Have you ever wanted to write a 'great novel'?

Maybe not a great one, but I would like to write a novel one day, and, in fact, I think if it was still the 1990s, I would have written one by now; unfortunately, the term 'novel' now stands for something else, and I am not as adamant about writing prose as, for example, Waldemar Bawołek, who finally managed to convince the public of his own format. I'm more of a 'poet-novelist', I can't plan and then execute that plan, all my work is one big improvisation.

Is your approach to literature Puritan?

It is, and it isn't. I basically lead a 'monk's life', devoted entirely to writing, but, after all, you know that I also like to party or even go wild sometimes. So, I guess this puritanism of mine is more about what I read. I apply my 'tools' to everything, and it has to be of the highest quality for me to like it. Because why should one appreciate things that are 'fairly good'?

Are you a reader of religious literature?

By no means. I rather treat everything as 'religious literature', a piece of the Holy Scriptures that we all write together all the time.

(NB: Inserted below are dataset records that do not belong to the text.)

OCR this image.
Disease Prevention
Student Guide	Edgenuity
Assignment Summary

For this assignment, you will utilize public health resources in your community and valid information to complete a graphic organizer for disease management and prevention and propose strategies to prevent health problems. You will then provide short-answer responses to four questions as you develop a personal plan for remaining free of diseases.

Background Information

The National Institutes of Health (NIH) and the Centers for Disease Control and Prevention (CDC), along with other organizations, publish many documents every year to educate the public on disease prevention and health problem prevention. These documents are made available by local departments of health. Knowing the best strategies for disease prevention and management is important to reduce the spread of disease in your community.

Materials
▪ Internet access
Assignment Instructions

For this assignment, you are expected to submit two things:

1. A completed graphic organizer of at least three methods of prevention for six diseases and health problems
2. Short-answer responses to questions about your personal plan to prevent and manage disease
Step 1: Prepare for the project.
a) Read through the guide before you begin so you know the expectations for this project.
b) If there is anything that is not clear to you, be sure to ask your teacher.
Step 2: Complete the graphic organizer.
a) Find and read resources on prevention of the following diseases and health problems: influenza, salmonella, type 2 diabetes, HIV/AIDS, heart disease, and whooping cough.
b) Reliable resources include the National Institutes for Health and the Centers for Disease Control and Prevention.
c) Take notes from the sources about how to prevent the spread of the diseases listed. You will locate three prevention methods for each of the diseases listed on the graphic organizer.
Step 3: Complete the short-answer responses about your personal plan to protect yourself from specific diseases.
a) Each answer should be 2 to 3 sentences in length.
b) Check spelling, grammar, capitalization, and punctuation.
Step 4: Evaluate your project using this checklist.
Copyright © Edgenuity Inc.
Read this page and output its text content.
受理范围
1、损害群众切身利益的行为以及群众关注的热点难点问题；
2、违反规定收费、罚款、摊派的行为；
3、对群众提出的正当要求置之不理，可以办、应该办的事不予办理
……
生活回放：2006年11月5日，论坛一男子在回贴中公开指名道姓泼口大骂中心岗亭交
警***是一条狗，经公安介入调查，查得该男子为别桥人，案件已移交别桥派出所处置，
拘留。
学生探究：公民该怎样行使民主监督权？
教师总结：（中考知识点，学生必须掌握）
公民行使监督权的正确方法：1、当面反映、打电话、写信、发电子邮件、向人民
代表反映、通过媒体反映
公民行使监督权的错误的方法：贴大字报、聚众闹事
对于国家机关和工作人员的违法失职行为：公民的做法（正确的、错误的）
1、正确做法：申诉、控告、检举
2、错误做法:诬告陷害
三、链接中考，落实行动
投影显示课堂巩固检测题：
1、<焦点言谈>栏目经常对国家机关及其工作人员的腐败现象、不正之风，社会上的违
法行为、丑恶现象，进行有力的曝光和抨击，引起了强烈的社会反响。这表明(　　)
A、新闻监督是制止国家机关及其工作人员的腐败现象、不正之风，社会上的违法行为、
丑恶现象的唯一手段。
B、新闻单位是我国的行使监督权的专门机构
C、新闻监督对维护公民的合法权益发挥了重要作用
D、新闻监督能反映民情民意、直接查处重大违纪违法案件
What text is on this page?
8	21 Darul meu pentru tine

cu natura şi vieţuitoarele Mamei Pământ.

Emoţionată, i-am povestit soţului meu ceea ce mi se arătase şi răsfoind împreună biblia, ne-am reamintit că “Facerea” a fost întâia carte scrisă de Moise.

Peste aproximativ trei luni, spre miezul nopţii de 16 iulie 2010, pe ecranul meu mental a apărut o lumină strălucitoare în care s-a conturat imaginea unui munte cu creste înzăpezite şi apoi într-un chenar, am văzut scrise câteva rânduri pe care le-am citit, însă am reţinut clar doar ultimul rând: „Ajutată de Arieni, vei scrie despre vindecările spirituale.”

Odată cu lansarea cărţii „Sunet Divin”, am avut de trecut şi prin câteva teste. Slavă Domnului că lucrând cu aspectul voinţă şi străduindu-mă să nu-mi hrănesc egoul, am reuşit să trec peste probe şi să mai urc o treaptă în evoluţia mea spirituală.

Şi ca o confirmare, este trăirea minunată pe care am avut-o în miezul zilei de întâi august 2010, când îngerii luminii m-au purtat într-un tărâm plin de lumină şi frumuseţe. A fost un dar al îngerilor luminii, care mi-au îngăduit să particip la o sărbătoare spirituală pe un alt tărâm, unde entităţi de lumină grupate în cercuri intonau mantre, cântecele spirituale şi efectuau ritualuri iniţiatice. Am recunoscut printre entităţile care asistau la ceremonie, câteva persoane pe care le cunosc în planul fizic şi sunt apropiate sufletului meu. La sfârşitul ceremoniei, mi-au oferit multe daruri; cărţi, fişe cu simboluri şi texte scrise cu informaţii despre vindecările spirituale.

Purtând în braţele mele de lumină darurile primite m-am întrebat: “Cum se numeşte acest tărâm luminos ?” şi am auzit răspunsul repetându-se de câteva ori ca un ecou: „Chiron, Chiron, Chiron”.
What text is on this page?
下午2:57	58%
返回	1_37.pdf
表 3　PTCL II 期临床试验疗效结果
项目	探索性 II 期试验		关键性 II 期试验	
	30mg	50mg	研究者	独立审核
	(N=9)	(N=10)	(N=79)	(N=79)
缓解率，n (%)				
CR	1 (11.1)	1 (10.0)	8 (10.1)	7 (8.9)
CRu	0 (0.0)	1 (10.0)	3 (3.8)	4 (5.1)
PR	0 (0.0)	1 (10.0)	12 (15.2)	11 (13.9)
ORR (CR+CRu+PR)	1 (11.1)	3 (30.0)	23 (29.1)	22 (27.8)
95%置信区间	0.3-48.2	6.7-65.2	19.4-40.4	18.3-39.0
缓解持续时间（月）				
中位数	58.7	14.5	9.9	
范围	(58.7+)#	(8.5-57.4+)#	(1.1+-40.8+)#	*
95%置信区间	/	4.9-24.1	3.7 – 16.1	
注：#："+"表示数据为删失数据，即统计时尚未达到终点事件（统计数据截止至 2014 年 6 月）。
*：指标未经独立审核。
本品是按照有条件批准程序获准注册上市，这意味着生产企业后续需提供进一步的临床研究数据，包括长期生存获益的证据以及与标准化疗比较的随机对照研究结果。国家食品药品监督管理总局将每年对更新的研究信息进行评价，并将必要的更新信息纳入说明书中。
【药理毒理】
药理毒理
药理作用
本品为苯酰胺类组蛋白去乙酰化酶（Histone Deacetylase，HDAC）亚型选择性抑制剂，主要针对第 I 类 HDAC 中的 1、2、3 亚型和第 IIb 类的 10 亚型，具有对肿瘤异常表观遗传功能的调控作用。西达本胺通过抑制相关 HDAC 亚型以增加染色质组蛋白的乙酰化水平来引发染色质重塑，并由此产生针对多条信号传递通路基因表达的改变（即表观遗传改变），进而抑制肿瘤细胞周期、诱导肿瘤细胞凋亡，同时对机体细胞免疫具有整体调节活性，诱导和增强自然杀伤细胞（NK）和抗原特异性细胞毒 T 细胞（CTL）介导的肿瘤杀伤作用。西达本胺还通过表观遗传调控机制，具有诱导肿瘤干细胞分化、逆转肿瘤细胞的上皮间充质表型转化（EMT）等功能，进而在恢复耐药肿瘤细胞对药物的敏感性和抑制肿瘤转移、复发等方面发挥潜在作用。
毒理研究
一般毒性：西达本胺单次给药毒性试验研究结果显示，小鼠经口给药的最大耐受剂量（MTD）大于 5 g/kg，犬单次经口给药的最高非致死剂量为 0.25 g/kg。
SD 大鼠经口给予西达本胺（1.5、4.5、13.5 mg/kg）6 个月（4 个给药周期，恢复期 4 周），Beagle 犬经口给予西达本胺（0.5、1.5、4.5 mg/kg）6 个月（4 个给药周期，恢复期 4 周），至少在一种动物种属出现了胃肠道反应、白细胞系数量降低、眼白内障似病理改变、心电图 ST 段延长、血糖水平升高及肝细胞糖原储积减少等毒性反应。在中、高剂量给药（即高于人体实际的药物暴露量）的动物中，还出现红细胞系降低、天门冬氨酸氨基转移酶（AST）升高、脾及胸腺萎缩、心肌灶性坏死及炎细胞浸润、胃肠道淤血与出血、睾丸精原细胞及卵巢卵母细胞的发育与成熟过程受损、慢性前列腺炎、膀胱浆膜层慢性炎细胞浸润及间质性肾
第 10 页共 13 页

If you had to decide what book the whole nation would read on National Reading Day, what would it be?

Piotrowski's Cztery sekundy (“Four Seconds”), of course. Sometimes I imagine what the world would be like if everyone knew it.

What would you forbid the nation to read?

Krzyżacy (“The Knights of the Cross”, because I haven't read it myself), obviously. Maybe also Sylwia Chutnik and Walter Benjamin.

Which writers do you consider better than yourself?

Well, those who are better, and there are many. And in all seriousness, almost everyone out there is better at something than me, and I'm better at something than everyone else. It all depends on what is this 'something', because there are also better and worse things that one is better at.

All right, thank you for this conversation, I'll end with a completely serious question (which doesn't mean that the previous ones weren't serious): has literature given you more in your life or has it taken more away from you?

Recently, Kasia Szumlewicz and I chatted about the 'justification of existence', as Kasia felt she was briefly 'without justification'. To me, literature provides such justification, and what more could you want? Of course, there are also moments when I doubt it, or look for justification in other people, some boys, or even Irina seems to me to be the justification of all existence, but these are fleeting states, and literature is a constant, someone is constantly trying to destroy it, to ruin it, and yet it still persists, keeps one alive. And has it taken anything from me? How could it have taken anything from me when I never had anything?